Publié le 14/08/2003 à 0h36

Difficile de vivre où que ce soit lorsqu'on appartient à une culture disparue. Même à Paris. Surtout à Paris où presque plus personne ne cultive l'art de perdre son temps en discourant jusqu'à potron-minet avec quelques amis autour d'une bouteille (plus, s'il y a nécessité), où l'obéissance aux obligations est la règle, et le temps pour vivre, l'exception.
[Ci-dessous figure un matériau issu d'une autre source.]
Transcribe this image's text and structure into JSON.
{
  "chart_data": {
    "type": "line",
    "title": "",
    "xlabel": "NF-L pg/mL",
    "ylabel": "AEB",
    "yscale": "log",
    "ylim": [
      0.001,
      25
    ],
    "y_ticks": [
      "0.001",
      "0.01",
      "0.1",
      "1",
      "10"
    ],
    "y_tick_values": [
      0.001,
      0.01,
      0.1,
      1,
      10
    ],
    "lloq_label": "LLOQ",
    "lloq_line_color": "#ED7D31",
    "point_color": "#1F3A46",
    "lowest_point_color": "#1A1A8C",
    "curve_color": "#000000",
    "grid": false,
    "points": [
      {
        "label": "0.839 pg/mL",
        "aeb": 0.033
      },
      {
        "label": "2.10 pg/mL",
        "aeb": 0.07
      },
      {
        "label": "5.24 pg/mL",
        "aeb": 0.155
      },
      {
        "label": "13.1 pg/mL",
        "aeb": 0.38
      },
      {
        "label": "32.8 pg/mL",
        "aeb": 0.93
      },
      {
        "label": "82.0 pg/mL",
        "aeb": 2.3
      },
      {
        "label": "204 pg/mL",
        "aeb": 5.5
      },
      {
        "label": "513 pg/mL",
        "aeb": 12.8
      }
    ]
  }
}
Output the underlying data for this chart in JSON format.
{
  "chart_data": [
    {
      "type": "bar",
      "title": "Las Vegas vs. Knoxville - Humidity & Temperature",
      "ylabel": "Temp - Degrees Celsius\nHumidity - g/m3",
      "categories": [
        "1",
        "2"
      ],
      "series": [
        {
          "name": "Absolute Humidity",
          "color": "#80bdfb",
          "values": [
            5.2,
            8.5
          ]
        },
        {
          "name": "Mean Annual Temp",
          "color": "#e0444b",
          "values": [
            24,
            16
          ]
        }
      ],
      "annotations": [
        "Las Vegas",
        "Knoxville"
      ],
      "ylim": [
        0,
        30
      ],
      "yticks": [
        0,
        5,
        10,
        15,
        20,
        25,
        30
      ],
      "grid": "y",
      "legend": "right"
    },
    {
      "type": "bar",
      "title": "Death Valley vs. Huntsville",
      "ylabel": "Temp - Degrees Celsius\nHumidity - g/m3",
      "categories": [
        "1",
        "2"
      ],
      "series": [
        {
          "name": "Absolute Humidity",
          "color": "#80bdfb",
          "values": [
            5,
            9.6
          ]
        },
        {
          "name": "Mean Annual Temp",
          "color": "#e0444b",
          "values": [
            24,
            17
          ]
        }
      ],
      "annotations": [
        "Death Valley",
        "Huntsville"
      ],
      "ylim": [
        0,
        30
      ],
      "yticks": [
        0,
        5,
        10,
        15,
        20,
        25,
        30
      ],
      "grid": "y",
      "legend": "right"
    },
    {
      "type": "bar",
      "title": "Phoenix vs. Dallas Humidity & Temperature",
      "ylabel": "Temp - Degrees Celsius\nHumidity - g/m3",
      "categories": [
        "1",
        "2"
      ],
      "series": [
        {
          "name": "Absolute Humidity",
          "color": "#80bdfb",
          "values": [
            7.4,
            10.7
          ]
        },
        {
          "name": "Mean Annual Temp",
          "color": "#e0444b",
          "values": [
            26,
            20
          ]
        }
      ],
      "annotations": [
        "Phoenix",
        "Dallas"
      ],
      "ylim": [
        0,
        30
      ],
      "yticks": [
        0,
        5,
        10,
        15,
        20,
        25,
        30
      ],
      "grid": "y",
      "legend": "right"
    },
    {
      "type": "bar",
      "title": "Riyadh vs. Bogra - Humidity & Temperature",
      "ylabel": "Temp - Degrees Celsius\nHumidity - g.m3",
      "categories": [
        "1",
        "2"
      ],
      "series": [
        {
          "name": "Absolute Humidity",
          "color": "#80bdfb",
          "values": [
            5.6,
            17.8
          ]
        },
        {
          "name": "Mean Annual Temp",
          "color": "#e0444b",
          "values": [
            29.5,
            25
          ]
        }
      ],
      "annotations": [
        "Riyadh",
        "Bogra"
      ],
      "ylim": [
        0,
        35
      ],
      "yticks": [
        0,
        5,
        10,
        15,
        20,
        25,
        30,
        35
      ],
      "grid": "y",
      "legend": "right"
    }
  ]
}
Non, Otar Iosseliani n'est pas ce qu'on appelle un amoureux de Paris. Il n'en aime ni les rythmes, ni l'anonymat et encore moins les alignements à la Haussmann. «D'autant, confesse-t-il dans le petit appartement du Marais où il vient de s'installer, que je suis arrivé dans une ville que je croyais connaître et qui n'existait plus.» Laquelle ? «Certainement pas celle de Jean Valjean ou de Germinal» mais celle, bien sûr, des impressionnistes interdits en URSS, qu'une grand-tante française installée à Tbilissi (Géorgie) lui avait fait connaître, celle du Montparnasse et de la Closerie des Lilas, célébrés par Maïakovski, celle de Picasso, Modigliani et Foujita, sans oublier Buñuel, celle «qui avait si bien accueilli Dovjenko, Barnet et même Eisenstein que je n'aime pourtant pas beaucoup», celle enfin de Céline et de Queneau.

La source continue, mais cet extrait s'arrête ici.